Once it is understood how a chemical species, like ions or electrons, reacts in a chemical reaction, the gram equivalent weight may be calculated. Gram equivalent weight is simply equivalent weight expressed in units of mass. Gram equivalent weight is numerically equal to the calculated equivalent weight.

To find gram equivalent weight, use the formula **Eq = MW / n**

- Eq = Equivalent weight
- MW = Atomic or molecular weight in grams/mole, from periodic table
- n = number of equivalents

A couple examples are below:

*Example 1: H _{2}SO_{4}*

For every mole of sulfuric acid, there are two H^{+} ions, n = 2. Look at a periodic table and find the sum of the atomic masses of the S, O and H in your formula:

S = 32.07; O = 16.00; H = 1.01. Sum the molecular weight of H_{2}SO_{4}: 32.07 + 4(16.00) + 2(1.01) = 98.08 g/mol

Eq = 98.08 / 2 = 49.04 g/eq.

The gram equivalent weight of H_{2}SO_{4} is 49.04 g/eq. Only half as much sulfuric acid than, for example, HCl, is needed to react something with an acid.

*Example 2: NaOH*

There is only 1 OH^{-}, so the number of equivalents is 1. Look at a periodic table and find the sum of the atomic masses of the Na, O and H in your formula:

Na = 22.99; O = 16.00; H = 1.01. To sum, 22.99 + 16.00 + 1.01 = 40.00 g/mole

Eq = 40.00 / 1 = 40.00 g/eq

The gram equivalent weight of NaOH is 40.00 g/eq.

## Normality Equation

Once gram equivalent weight is understood, it is easier to understand the equation for normality:

**Normality (N)** = **m /V** **× 1** **/ Eq**

- m = mass of solute in grams
- V = total volume of solution in Liters
- Eq = equivalent weight

## Normality Calculation of NaOH

Example: How is a 1N solution of NaOH prepared?

**Normality (N)** = **m /V** **× 1** **/ Eq**

- N = 1
- m = unknown
- V = 1 liter
- Eq = 40.00g/eq (go back to the gram equivalent weight section if help is needed in remembering why this is so)

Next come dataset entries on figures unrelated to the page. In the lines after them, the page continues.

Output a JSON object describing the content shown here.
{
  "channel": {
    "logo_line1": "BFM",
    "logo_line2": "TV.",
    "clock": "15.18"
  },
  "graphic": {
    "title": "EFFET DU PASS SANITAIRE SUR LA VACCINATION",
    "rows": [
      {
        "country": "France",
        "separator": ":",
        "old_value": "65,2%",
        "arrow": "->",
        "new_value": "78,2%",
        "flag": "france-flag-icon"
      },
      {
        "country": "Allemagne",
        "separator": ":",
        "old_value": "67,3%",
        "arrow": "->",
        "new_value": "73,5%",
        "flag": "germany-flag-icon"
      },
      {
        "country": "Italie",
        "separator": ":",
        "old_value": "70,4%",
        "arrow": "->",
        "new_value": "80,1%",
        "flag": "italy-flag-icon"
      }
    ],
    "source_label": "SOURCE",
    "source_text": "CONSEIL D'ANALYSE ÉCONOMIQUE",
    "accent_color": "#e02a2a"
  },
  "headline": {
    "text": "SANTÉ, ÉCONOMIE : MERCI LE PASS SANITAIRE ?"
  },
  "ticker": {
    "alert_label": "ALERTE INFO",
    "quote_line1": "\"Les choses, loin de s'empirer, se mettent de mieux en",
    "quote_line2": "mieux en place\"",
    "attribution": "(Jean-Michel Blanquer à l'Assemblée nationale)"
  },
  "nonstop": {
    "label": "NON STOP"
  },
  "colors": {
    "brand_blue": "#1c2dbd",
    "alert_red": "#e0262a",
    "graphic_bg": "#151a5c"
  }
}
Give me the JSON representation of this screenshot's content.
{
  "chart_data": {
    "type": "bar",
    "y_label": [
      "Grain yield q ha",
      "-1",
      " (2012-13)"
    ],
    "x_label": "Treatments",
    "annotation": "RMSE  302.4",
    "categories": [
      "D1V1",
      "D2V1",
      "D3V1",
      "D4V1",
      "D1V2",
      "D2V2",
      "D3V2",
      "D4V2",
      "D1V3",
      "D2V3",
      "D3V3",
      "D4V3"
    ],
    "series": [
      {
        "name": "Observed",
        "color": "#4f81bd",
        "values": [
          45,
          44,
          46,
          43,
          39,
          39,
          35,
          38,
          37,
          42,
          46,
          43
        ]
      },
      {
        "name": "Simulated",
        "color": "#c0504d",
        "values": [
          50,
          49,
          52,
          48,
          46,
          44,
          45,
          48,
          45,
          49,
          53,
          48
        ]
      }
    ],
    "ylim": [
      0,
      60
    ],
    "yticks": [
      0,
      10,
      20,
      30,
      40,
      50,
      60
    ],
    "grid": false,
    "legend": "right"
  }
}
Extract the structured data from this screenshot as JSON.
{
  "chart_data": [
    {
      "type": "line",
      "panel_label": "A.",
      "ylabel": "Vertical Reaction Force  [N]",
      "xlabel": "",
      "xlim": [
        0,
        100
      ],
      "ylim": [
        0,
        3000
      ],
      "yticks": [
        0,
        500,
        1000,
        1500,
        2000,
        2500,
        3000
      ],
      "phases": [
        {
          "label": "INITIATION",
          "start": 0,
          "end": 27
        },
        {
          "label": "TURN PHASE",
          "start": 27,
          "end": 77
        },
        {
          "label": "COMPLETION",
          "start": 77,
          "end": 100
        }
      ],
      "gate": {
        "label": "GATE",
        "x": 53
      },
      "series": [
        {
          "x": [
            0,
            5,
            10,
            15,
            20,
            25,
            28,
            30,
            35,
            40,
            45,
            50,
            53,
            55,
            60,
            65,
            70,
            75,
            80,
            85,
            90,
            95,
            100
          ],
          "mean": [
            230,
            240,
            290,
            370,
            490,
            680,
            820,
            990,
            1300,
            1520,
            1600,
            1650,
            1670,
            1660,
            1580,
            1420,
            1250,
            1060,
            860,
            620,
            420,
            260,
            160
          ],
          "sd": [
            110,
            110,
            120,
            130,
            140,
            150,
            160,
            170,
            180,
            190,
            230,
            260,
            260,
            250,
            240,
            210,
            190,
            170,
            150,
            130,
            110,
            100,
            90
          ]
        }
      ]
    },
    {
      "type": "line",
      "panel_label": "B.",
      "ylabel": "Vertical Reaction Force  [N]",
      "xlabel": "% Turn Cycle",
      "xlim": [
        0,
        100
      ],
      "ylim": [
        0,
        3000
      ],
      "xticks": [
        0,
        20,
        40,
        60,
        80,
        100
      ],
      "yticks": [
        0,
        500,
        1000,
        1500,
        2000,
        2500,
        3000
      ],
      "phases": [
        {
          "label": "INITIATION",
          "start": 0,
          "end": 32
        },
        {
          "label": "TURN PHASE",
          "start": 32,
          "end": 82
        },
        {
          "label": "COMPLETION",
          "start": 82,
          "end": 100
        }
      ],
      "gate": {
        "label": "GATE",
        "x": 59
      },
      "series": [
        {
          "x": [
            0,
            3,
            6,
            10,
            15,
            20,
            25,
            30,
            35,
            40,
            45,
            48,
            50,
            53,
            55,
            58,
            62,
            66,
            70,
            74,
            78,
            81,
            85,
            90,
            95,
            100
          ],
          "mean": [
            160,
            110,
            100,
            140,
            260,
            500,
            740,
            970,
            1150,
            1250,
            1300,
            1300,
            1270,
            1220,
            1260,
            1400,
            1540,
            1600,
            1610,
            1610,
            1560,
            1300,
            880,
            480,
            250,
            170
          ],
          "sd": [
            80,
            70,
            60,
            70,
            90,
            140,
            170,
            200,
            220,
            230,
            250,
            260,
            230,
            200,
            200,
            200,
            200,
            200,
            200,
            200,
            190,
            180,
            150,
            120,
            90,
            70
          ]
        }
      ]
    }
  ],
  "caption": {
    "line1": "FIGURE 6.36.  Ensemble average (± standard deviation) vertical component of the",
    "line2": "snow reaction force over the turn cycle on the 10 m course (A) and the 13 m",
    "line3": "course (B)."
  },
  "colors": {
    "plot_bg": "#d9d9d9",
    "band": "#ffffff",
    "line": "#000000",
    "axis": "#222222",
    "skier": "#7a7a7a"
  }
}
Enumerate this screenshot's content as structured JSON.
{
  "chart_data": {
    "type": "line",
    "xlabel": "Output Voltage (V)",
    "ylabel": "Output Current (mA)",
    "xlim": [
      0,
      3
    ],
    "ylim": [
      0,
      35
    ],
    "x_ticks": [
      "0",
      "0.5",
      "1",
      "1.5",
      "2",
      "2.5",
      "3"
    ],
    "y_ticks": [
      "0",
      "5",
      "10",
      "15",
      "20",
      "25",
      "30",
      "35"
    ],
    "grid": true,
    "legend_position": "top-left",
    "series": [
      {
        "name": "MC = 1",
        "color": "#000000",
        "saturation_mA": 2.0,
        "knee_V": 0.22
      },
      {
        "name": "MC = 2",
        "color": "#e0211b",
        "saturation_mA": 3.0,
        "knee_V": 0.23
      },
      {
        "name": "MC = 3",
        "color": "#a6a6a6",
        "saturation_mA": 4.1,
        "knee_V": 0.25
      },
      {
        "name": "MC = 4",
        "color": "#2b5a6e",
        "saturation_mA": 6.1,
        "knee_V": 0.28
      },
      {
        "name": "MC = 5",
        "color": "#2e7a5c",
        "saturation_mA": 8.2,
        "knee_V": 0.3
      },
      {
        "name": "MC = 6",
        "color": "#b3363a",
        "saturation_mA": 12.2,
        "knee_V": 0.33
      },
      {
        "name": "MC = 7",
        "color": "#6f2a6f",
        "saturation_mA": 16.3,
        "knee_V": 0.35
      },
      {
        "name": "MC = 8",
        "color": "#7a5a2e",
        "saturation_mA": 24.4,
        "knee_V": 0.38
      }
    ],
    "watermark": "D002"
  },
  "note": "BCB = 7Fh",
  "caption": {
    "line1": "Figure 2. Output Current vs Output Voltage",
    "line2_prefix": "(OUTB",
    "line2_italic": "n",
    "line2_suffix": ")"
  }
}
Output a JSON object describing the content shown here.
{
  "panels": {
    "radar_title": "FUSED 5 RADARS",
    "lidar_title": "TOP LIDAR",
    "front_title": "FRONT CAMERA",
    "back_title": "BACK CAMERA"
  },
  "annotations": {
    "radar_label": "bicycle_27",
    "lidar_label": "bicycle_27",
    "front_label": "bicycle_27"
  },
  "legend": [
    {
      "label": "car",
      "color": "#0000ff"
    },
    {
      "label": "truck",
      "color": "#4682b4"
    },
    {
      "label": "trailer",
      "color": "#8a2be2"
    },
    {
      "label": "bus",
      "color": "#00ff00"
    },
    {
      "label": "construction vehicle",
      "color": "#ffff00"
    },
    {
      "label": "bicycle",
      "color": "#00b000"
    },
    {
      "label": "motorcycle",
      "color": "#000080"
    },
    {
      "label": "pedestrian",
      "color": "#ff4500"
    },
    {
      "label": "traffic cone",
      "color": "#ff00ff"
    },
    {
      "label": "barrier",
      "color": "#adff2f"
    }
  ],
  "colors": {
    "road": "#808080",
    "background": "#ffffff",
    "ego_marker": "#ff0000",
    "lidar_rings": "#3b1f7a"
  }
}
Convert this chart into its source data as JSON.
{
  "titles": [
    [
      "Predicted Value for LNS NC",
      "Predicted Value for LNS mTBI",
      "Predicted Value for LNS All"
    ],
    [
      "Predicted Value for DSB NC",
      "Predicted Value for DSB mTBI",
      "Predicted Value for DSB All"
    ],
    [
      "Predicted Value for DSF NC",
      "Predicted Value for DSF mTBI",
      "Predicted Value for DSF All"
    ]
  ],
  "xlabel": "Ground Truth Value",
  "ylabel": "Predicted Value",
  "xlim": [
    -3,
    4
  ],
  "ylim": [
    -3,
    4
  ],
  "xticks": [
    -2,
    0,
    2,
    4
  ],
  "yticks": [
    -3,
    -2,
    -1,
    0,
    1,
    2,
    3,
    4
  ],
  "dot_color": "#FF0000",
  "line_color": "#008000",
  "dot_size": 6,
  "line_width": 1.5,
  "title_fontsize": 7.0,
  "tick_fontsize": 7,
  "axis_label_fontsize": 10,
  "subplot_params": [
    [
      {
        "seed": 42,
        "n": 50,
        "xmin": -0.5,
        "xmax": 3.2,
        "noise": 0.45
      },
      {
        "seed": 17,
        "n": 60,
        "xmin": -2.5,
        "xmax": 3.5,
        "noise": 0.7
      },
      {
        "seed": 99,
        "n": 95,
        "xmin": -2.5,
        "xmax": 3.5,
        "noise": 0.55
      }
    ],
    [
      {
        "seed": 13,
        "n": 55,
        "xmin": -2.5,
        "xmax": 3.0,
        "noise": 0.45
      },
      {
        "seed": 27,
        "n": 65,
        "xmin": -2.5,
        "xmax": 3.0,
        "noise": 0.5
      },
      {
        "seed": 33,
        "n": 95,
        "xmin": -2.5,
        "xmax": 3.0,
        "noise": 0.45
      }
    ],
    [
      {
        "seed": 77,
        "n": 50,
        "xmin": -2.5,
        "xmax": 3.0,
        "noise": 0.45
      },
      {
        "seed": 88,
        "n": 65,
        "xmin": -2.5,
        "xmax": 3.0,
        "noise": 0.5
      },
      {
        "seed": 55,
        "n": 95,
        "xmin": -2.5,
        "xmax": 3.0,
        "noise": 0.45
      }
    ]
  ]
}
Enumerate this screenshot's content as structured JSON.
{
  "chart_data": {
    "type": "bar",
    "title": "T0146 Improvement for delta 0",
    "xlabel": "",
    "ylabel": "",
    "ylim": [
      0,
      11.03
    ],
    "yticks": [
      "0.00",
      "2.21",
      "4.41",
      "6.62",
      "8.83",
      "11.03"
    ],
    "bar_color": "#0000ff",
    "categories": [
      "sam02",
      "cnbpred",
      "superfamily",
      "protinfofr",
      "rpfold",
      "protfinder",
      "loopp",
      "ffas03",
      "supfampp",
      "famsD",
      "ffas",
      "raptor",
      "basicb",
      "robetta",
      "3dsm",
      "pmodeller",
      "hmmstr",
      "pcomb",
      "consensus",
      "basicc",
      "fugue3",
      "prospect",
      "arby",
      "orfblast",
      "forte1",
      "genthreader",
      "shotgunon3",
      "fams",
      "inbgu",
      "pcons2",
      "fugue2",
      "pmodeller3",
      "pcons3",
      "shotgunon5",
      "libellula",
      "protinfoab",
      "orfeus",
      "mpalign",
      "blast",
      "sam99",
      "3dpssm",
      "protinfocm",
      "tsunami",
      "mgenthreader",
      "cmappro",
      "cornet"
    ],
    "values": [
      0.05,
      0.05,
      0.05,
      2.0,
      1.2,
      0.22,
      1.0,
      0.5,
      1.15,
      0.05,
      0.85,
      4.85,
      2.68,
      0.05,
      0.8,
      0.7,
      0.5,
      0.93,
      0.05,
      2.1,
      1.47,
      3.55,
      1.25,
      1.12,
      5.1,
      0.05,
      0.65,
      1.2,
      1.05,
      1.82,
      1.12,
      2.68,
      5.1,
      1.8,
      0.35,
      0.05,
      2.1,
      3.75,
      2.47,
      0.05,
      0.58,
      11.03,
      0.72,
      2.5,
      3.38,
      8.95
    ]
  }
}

**1 N** = **m /1L*× 1* / 40.00 g/eq**

Using algebra and remembering that N is in eq/L:

**m** = **1 eq/L** **× 1 L × 40.00 g/eq** **;** therefore **m** = **40 g**

To make a 1N solution of NaOH, 40 grams of NaOH are dissolved in 1 L.

Likewise, for a 0.1 N solution of NaOH, divide by a factor of 10 and 4 grams of NaOH per liter is needed.